Was für den Arzt die Aufputschmittel sind, ist für den Notenbanker der niedrige Zins. Niedrige Zinsen führen dazu, dass auch schwächelnde Unternehmen noch Investitionsprojekte finden, die lohnend erscheinen. Sie führen auch dazu, dass die Staaten Schulden machen können, ohne dass sie das allzu viel kostet. Bei einem akuten Schwächeanfall ist das durchaus die richtige Medizin, denn sie verhindert eine Kaskade umkippender Unternehmen oder Staaten.
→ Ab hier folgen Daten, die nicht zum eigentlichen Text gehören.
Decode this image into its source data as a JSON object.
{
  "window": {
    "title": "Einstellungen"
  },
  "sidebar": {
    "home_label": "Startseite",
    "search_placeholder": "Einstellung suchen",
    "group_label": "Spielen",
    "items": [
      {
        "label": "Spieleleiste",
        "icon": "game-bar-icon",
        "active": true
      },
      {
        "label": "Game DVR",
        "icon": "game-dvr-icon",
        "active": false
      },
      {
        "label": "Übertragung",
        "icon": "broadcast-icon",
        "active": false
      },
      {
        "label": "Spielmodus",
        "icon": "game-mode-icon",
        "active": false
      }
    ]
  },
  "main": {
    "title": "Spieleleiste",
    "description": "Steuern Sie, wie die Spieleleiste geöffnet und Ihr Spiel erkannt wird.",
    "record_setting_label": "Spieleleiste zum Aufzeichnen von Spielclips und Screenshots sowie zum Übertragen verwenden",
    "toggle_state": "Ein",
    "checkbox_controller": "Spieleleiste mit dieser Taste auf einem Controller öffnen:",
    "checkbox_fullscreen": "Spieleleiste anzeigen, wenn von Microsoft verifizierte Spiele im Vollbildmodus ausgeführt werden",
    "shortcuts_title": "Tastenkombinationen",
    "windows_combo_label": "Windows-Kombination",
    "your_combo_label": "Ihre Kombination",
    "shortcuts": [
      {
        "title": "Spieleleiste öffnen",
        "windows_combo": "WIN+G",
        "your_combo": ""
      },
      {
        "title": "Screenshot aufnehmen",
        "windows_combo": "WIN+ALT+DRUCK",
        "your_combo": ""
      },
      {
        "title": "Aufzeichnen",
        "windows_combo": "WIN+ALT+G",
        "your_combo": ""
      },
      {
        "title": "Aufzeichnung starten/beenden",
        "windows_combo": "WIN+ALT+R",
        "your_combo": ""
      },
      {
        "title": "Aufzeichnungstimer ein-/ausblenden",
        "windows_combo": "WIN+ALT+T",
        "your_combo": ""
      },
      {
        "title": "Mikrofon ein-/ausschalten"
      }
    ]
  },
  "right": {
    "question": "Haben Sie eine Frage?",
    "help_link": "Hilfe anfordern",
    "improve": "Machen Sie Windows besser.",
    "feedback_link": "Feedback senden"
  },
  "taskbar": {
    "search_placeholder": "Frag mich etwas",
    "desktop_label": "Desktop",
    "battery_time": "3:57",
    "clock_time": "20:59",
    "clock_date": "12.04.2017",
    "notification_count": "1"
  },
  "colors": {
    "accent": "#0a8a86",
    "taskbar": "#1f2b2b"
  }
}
Aber natürlich kann das nur eine Übergangslösung sein, damit sich der Patient Volkswirtschaft wieder erholt und wieder trainieren kann. Verabreicht man diese Medizin zu lang, dann fließen immer mehr Mittel in eigentlich nicht lohnende Projekte, sowohl im privaten als auch im staatlichen Bereich. Aus der Medizin wird Doping.

Wie beim Doping wirkt die Besserung zunächst wie eine echte Leistungssteigerung, aber sie ist ein Strohfeuer und mobilisiert Reserven, die an der Substanz zehren und deshalb nicht dauerhaft zu halten sind. Daher kommt danach entweder der Kater oder die Dosis muss erhöht werden. Irgendwann wirkt das Mittel gar nicht mehr. Deshalb haben wir jetzt negative Zinsen. Die Zinssteuerung der Zentralbank wirkt allerdings nur bei kurzen Laufzeiten. Wenn die Teilnehmer einer Volkswirtschaft an das Strohfeuer nicht glauben, dann machen die langfristigen Zinsen etwas ganz anderes. 

EZB macht die Preise für Schulden

Nachdem die alten Dopingmittel nicht mehr wirkten, suchte Hausarzt Draghi stärkere Drogen und fand 'unkonventionellen Methoden', die direkt auf die langfristigen Zinsen abzielen. Er verabreichte zusätzlich Antidepressiva und Testosteron, indem er mit Zentralbankgeld Anleihen mit langen Laufzeiten kaufte. Im Resultat haben die Wirtschaftsteilnehmer nun gar nichts mehr zu sagen. Die Preise für Schulden werden nur noch durch die EZB gemacht, der Markt ist ausgeschaltet.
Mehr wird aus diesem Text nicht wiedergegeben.